If you hit the cue ball hard with follow or draw and cut the object ball at a slight angle, the following will happen:
1. Upon collision, the object ball will move forward very fast. But the cue ball would get stuck there (what I call "it hesitates") for a very brief moment before moving again.
2. And when the cue ball moves, it will first slide sideway along the tangent line, and then go forward (or backward) in a parabola path.

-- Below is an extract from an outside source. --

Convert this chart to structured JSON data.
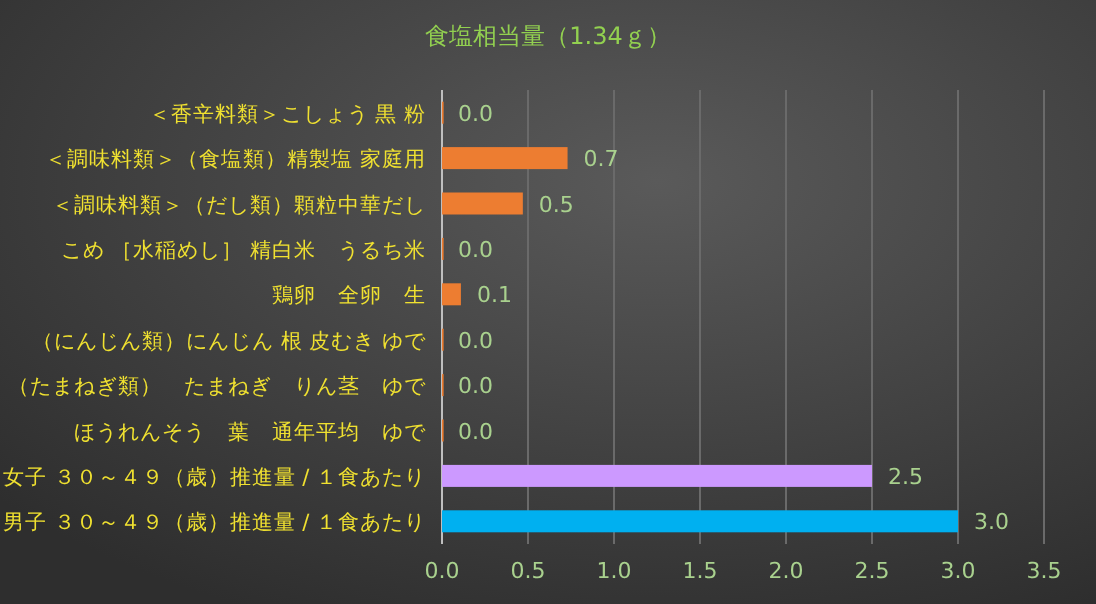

Unless it is a double-hit, the cue ball will never travel almost as fast as the object ball, and the cue ball will never go forward at a sharp angle immediately without first sliding along the tangent line
To illustrate this to yourself, shoot such a shot with the cue ball and object ball set 2 feet apart. This "2 feet apart" is short enough that the effect would be exactly the same as "2 inches" apart, but you're know for sure what you won't double-hit.
You can see from Patrick's screenshot that, in the original shot, the cue ball goes forward too sharply (less than 45 degrees angle, no sideway sliding along the tangent line at all) and too quickly (reaching the rail almost right after the object ball). Both are strong indicators that it is a double-hit.
I just tried the shot myself, and made it on the first try! (Lucky, I promise

)
Notice, my CB went forward maybe 1/4 ball diameter. I think this was actually due to the camera perspective and slight cut angle. I hit it with slight low right.
You can put the video to play on slow motion speed on the youtube settings. And I have the original recording that is 24 frames per second, and I can show further frames if anyone wants to see them (I think I can anyway...)
https://youtu.be/TPqeRt-7oXY
I thank you too (but not for Wybrook's reason). You have just demonstrated for us that the cue ball first "hesitates", and then slide sideawy along the tangent line, and then the draw takes and it curves along a parabolic path.
Like Patrick Johnson said, your shot is good but it's very different from the original shot. It doesn't prove or disprove anything about the original shot.
You were happy that you "made it". But the whole point of this discussion is not about pocketing the corner ball. It's about making a good hit.
Thank you..
I tried to tell people its a fairly easy shot, but things get over complicated I think..
If you strike it harder, and draw a bit more, you will get more of the reaction in the video. Plus, your cloth is not as new as the video so it won't slide as much..
Good shot.
If you can't tell that iusedtoberich's shot is different from the original shot, then I don't know what to say.
You jerked your stick back after striking the cue ball. What happens if you follow all the way through?
Nice table.
If he had followed all the way, he might have hit the cue ball twice. There's nothing wrong with pulling the cue back to avoid a double-hit. Sometimes you just have to do that.
My shot was the same "idea" as the Facebook video in question. Sure, the balls might have been an inch or so different locations, and of course, I did not have that blocking ball. But the point of the Facebook shot was to curve with a lot of draw, and come back into the hanging ball in the corner. My shot and the Facebook shot both took very similar paths.
The differeecnce between our shots, and the whole point of this thread, is that in the Facebook shot, the CB went forward of the tangent line (while having insane amounts of draw) by several ball diameters. My CB went forward of the tangent line only about 1/4 ball diameter, and as I said in my video post, that was most likely an optical illusion due to the camera angle and cut angle.
Both shots are fundamentally the same. Mine was a legal hit. The Facebook one was either a double hit, or a trick OB/CB mass setup.
The whole point of this discussion is whether you can shoot the Facebook shot without double-hitting. And you showed us a different shot.
To any future brave contestant: if you think you can make the cue ball goes forward directly and immediately at such a sharp angle without double-hitting, then do it again with the cue ball and object ball set 2 feet apart.